Ils nous émeuvent aussi quand on essaie d'imaginer et de mesurer le travail gigantesque accompli, accompagné de recherches sans fin, d'hésitations douloureuses, de corrections innombrables visant à l'excellence, et tout cela parfois dans des conditions exécrables où les jaloux, les rivaux, les aléas de la guerre, toutes sortes d'embûches qu'on a de la peine à imaginer aujourd'hui, retardaient leur travail.

Par delà leurs mots, ils se révèlent tout entiers sans craindre de ne pas sacrifier à la sacro-sainte objectivité que devrait requérir tout dictionnaire.

D'aucuns pourraient sourire en les lisant et me diraient : « Il faut en prendre et en laisser ! » et je leur rétorquerais que c'est justement ce qui fait là tout leur charme, et qu'il s'agit tout simplement d'en sucer la substantifique moelle.

Pour en avoir consulté quelques-uns — consulté, que dis-je, savouré quelques-uns — et m'être attachée à leur auteur, je citerai ici :

 

Le Furetière, qui m'est cher, je l'avoue, lorsque je songe à la souffrance que ce pauvre et cher Antoine a dû subir pour accoucher de son oeuvre dans un climat de malveillance et de jalousie dont il était victime, à preuve qu'il a fallu attendre après sa mort pour que son Dictionnaire soit enfin publié, non pas en France mais à Rotterdam, alors qu'il est reconnu depuis comme le plus grand dictionnaire du XVIIe siècle.
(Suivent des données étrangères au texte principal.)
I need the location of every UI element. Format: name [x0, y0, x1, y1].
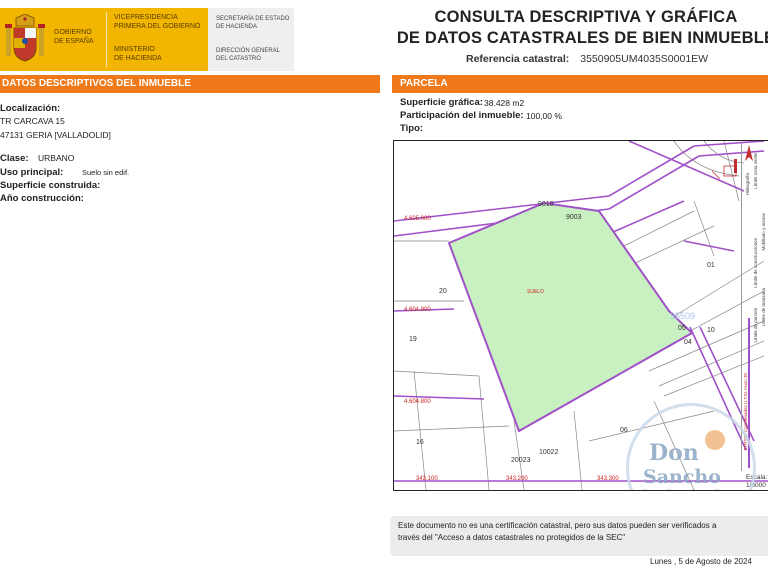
cadastral-map[interactable]: SUELO 9010 9003 01 20 19 16 06 05 04 10 …	[393, 140, 768, 491]
vice-line-2: PRIMERA DEL GOBIERNO	[114, 23, 201, 30]
reference-row: Referencia catastral: 3550905UM4035S0001…	[466, 53, 708, 65]
notice-box: Este documento no es una certificación c…	[390, 516, 768, 556]
built-area-label: Superficie construida:	[0, 180, 101, 191]
location-line-1: TR CARCAVA 15	[0, 116, 65, 126]
legend-item-green-zone: Límite zona verde	[753, 153, 758, 189]
main-use-label: Uso principal:	[0, 167, 64, 178]
type-label: Tipo:	[400, 123, 424, 134]
parcel-use-label: SUELO	[527, 289, 544, 295]
location-label: Localización:	[0, 103, 61, 114]
map-label-19: 19	[409, 336, 417, 343]
reference-value: 3550905UM4035S0001EW	[580, 53, 709, 65]
watermark-line-2: Sancho	[643, 466, 721, 488]
map-label-20: 20	[439, 288, 447, 295]
map-label-01: 01	[707, 262, 715, 269]
legend-item-buildings: Límite de construcciones	[753, 238, 758, 288]
parcel-bar: PARCELA	[392, 75, 768, 93]
map-label-06: 06	[620, 427, 628, 434]
graphic-area-value: 38.428 m2	[484, 98, 525, 108]
map-label-35509: 35509	[670, 311, 696, 321]
map-label-9010: 9010	[538, 201, 554, 208]
document-title-line-2: DE DATOS CATASTRALES DE BIEN INMUEBLE	[396, 29, 768, 47]
class-label: Clase:	[0, 153, 29, 164]
coord-y-1: 4.605.000	[404, 216, 431, 222]
notice-line-2: través del "Acceso a datos catastrales n…	[398, 533, 626, 542]
sun-icon	[705, 430, 725, 450]
map-legend: Hidrografía Límite zona verde Mobiliario…	[741, 143, 768, 471]
construction-year-label: Año construcción:	[0, 193, 84, 204]
waves-icon	[642, 489, 720, 490]
watermark-line-1: Don	[649, 440, 699, 466]
coat-of-arms-icon	[5, 14, 45, 62]
class-value: URBANO	[38, 153, 75, 163]
map-label-10022: 10022	[539, 449, 559, 456]
legend-item-furniture: Mobiliario y aceras	[761, 213, 766, 251]
map-label-10: 10	[707, 327, 715, 334]
coord-x-1: 343.100	[416, 476, 438, 482]
document-date: Lunes , 5 de Agosto de 2024	[650, 557, 752, 566]
ministry-line-2: DE HACIENDA	[114, 55, 162, 62]
map-label-9003: 9003	[566, 214, 582, 221]
coord-x-2: 343.200	[506, 476, 528, 482]
ministry-line-1: MINISTERIO	[114, 46, 155, 53]
gov-line-2: DE ESPAÑA	[54, 38, 94, 45]
gov-line-1: GOBIERNO	[54, 29, 92, 36]
legend-item-parcel: Límite de parcela	[753, 308, 758, 343]
map-label-04: 04	[684, 339, 692, 346]
map-label-20023: 20023	[511, 457, 531, 464]
government-logo-block: GOBIERNO DE ESPAÑA VICEPRESIDENCIA PRIME…	[0, 8, 294, 71]
vice-line-1: VICEPRESIDENCIA	[114, 14, 178, 21]
legend-item-block: Límite de manzana	[761, 288, 766, 327]
directorate-line-2: DEL CATASTRO	[216, 56, 261, 62]
coord-y-3: 4.604.800	[404, 399, 431, 405]
map-label-05: 05	[678, 325, 686, 332]
notice-line-1: Este documento no es una certificación c…	[398, 521, 717, 530]
main-use-value: Suelo sin edif.	[82, 168, 130, 177]
secretary-line-2: DE HACIENDA	[216, 24, 258, 30]
coord-y-2: 4.604.900	[404, 307, 431, 313]
coord-x-3: 343.300	[597, 476, 619, 482]
legend-item-hydrography: Hidrografía	[745, 173, 750, 196]
document-title-line-1: CONSULTA DESCRIPTIVA Y GRÁFICA	[434, 8, 738, 26]
participation-label: Participación del inmueble:	[400, 110, 524, 121]
descriptive-data-bar: DATOS DESCRIPTIVOS DEL INMUEBLE	[0, 75, 380, 93]
reference-label: Referencia catastral:	[466, 53, 570, 65]
graphic-area-label: Superficie gráfica:	[400, 97, 483, 108]
map-label-16: 16	[416, 439, 424, 446]
location-line-2: 47131 GERIA [VALLADOLID]	[0, 130, 111, 140]
participation-value: 100,00 %	[526, 111, 562, 121]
Dictionnaire universel de Furetière XVIIe siècle - 1690

Dictionnaire universel, contenant généralement tous les mots ... 

Titre complet : Dictionaire françois, contenant les mots et les choses,

plusieurs nouvelles remarques sur la langue françoise :

Ses Expressions Propres, Figurées & Burlesques,

la Prononciation des Mots les plus difficiles, le Genre des Noms,

le Régime des Verbes : Avec Les Termes les plus connus des Arts & des Sciences.

Le tout tiré de l'Usage et des bons Auteurs de la Langue françoise.


Le Dictionnaire de William Duckett, journaliste français comme son nom ne l'indique pas, lequel donne à lire des choses bien étonnantes étayées qu'elles étaient par la grande érudition de son auteur. 

Dictionnaire de la Conversation et de la Lecture

Inventaire raisonné des notions générales les plus indispensables à tous

William Duckett1ère édition 1832

 

Le Littré, plus proche de nous, qui répertorie avec bonheur toutes les acceptions des mots et les illustre par d'innombrables citations. L'original en volume papier est de loin plus étoffé. Il offre de très nombreuses citations remontant à l'origine du mot.

Si vous voulez découvrir des mots que vous n'avez jamais rencontrés, cliquez sur "recherche vide". C'est étonnant.

Dictionnaire Littré - Dictionnaire de la langue française

 

Monsieur Émile Littré nous raconte comment il a fait son Dictionnaire dans sa Causerie du 1er mars 1880. On ne peut lire qu'avec émotion la genèse de son oeuvre.

À lire : 

Causerie du 1er mars 1880 - Wikisource

Comment j'ai fait

mon dictionnaire de la langue française -1880

La copie comptait 415 636 feuillets.

Le commencement de la copie fut remis à l’imprimerie le 27 septembre 1859, la fin, le 4 juillet 1872.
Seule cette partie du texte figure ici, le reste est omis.